I say these things even after having a flu-like reaction to a flu shot (once) and joint pain after receiving the lime disease vaccine when it was brand new. I've been around the world and seen first hand some of the results of disease. I've also been spared from said diseases because I got immunizations before going (thank you very much, but I'd like to avoid typhoid and rabies!).

It also helps that I am *not* a medical doctor. I have no training. I do, however, have training in media literacy. So when I come in contact with a website or article I know if it's bunk or quality information. Personally, I will take the advice of third party research and countless doctors (and global statistics!) before listening to my uneducated relative's advice (no offense to my family, but none of them are medical doctors).

I have to believe this rampant refusal to listen to experts is the result of one of America's horrifying tendencies - anti-intellectualism. Don't get me wrong, everyone doesn't need to go to college (but medical doctors do!). Everyone doesn't have to be a deeply trained expert. I freely admit this. Yet so many Americans refuse to listen to experts. We return to this do-it-yourself, pull-up-your-bootstraps mentality that while installing a door may be annoying but isn't problematic. However when it is involved in healthcare, it is quite a different matter.

While I am nothing like a medical doctor, I do have a graduate degree. Several interviews with prospective employers have resulted in comments about my education. I've been called a "high-flyer" and "fancy." Keep in mind - this was from *prospective employers.*  Seriously? Are you retarded? High-flyer? Really?!
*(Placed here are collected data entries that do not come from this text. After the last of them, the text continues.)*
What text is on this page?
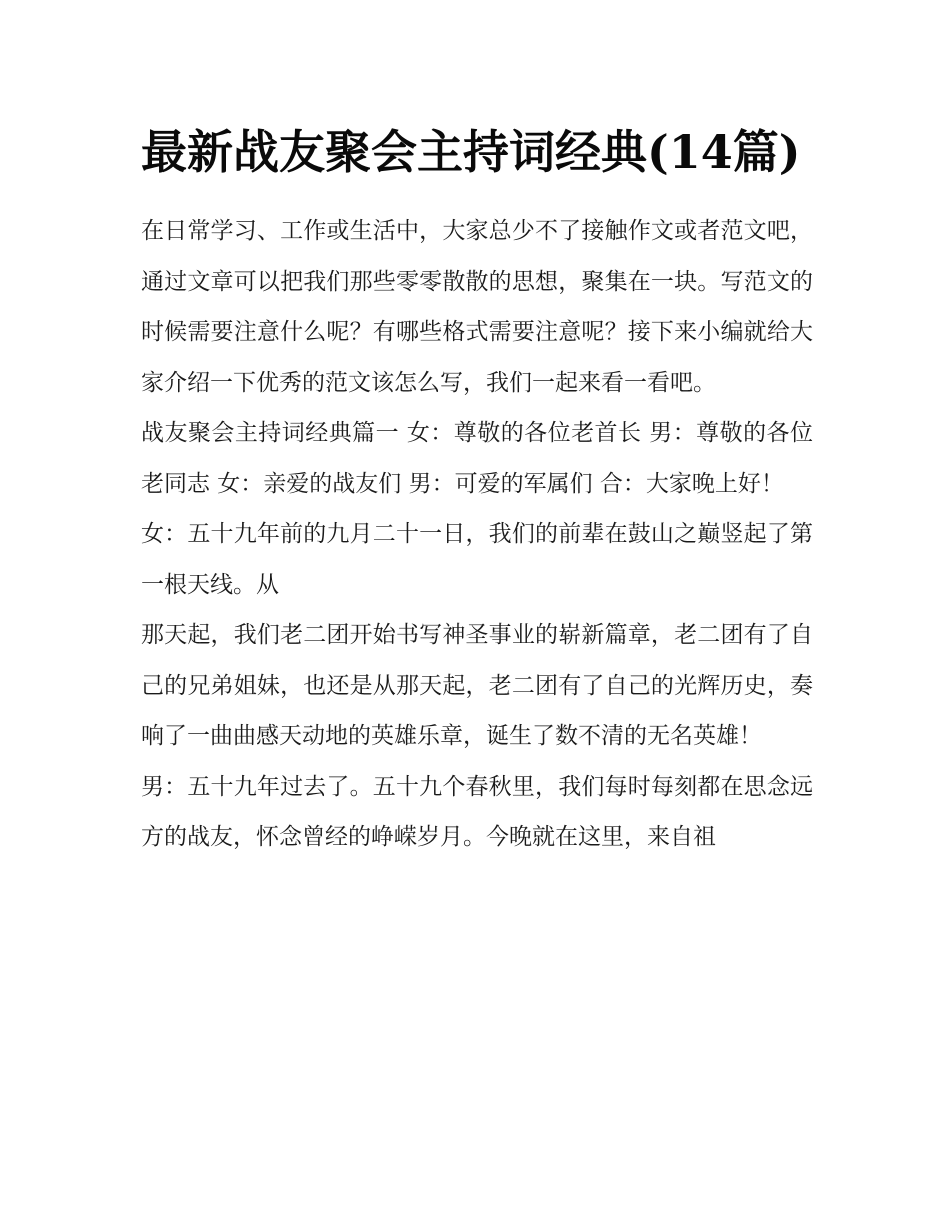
最新战友聚会主持词经典(14篇)

在日常学习、工作或生活中，大家总少不了接触作文或者范文吧，通过文章可以把我们那些零零散散的思想，聚集在一块。写范文的时候需要注意什么呢？有哪些格式需要注意呢？接下来小编就给大家介绍一下优秀的范文该怎么写，我们一起来看一看吧。

战友聚会主持词经典篇一 女：尊敬的各位老首长 男：尊敬的各位老同志 女：亲爱的战友们 男：可爱的军属们 合：大家晚上好！

女：五十九年前的九月二十一日，我们的前辈在鼓山之巅竖起了第一根天线。从

那天起，我们老二团开始书写神圣事业的崭新篇章，老二团有了自己的兄弟姐妹，也还是从那天起，老二团有了自己的光辉历史，奏响了一曲曲感天动地的英雄乐章，诞生了数不清的无名英雄！

男：五十九年过去了。五十九个春秋里，我们每时每刻都在思念远方的战友，怀念曾经的峥嵘岁月。今晚就在这里，来自祖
I know my education sounds fancy and completely ivory tower (Peace and Conflict Studies BA and Global and International Studies MA), but I'm quite able to talk about pop music, super hero movies, and the annoying drivers with whom I share the road. I may use more than one syllable regularly, but I don't think I'm inaccessible.

I can deal with people thinking I'm *fancy* and ignoring what I say (even if it may annoy me). But I can't understand why you would ignore mountains of evidence supported by your doctor. Yes, doctors do make mistakes. Yes, we should ask questions. I fully believe that (and know it). But I'm much more inclined to worry about medications that aren't as strictly regulated as vaccines are (I'm thinking in particular of Yasmin which did a number on many women resulting in a series of lawsuits).

What I would ask is this: educate yourself. Read reliable sources of information about this - not forums or comments. Read peer reviewed articles and look at third party non-partisan websites presenting verifiable facts. Examine your own opinions and why/how you came to them. Were they based on hearsay? Did you make emotional decisions based on logical fallacies? If you still think you shouldn't vaccinate and your kid contracts measles which results in an inflamed brain, I can't say it will be much of a loss. They didn't start with much in the first place, at least if we look at genetics (or environment!).

Ha! Just kidding... Ahem.

Maybe we should investigate the contagiousness of stupidity... Oh wait, that's proven.